だって、つまりそれって、彼女が私に遠慮してたようにも思えなくもなくなくて、 
私が彼女に遠慮していたような感じもしなくもなくなくないことで、 
……えーっ、あー、うー、うん、頭こんがらがってきた。
私は私を落ちつける為にも、胸の前に手を置いて一呼吸つく。 晴らすべきは、当然の疑問だ。

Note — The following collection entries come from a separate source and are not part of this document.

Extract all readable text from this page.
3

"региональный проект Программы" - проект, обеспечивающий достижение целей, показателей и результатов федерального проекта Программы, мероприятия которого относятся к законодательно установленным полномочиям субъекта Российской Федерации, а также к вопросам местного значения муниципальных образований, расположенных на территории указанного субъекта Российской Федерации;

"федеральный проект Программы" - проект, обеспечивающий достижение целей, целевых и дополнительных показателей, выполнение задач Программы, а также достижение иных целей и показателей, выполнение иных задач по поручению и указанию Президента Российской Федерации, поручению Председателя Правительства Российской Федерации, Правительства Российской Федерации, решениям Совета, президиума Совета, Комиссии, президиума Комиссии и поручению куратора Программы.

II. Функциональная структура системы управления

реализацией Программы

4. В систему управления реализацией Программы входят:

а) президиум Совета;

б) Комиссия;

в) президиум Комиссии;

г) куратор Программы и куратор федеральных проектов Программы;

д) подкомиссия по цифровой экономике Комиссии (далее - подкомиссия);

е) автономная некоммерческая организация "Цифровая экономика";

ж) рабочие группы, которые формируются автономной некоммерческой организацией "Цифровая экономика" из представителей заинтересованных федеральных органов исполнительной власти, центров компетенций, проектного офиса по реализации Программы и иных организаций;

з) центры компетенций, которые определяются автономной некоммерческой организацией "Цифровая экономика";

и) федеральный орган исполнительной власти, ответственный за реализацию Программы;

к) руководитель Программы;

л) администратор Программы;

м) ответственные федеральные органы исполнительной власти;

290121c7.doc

「じゃ、じゃあ、仮にだよ? 私が如月さん、じゃなくて、千早ちゃんって呼べば、」 

そう聞こうとしたのだけれど、その言葉が完全に出回る前に 

「私も春香、と呼ぶことにします」 

と回答ごと掻っ攫われてしまった。 
そっか、と曖昧な相槌を打ってから、私は一度唇を湿らせ、恐る恐る言ってみる。 


「ちはや、ちゃん……?」 


数秒、初心なお見合いよろしく見つめあい、


「なぁに、春香」


と呼び合う。
……くせになりそう、と思ったのはここだけの秘密。 


「えーっと、そっちこそ、ちはやちゃん」 
「春香こそ」 

「千早ちゃんー?」 
「春香?」 

少しの間があり、今度はどこか違う感触の沈黙が流れ、
机を中央に添えて、その対岸にいる私たちはその沈黙に耐え切れず。 

「は、ははっ……ははははっ!」 
「……ふふっ」 

笑った。 
なんだぁ、と拍子抜けした声を上げたのは私だった。
なんだ、こんな、簡単なことだったのか。
ソファーに背中を預けて、天井を見上げる。胸の奥がどことなく暖かかった。

うん、結局、私たちは歩み寄ってもらえるのを二人して待っていただけだったのだ。 
手にしたければ、傍に居てほしければ、願ってばかりいないで自分から行かないと行けないのに。
『幸せはなんとやら』だね、と呟いて、また笑って、
それからひとしきり笑った私たちは、二人してちょっと神妙な顔つきを作ってから 

「ねぇ、千早ちゃん。でも、これって、」 
「ええ、これって……」 

まるで恋人同士みたいだなぁと、やっぱり笑ったのだった。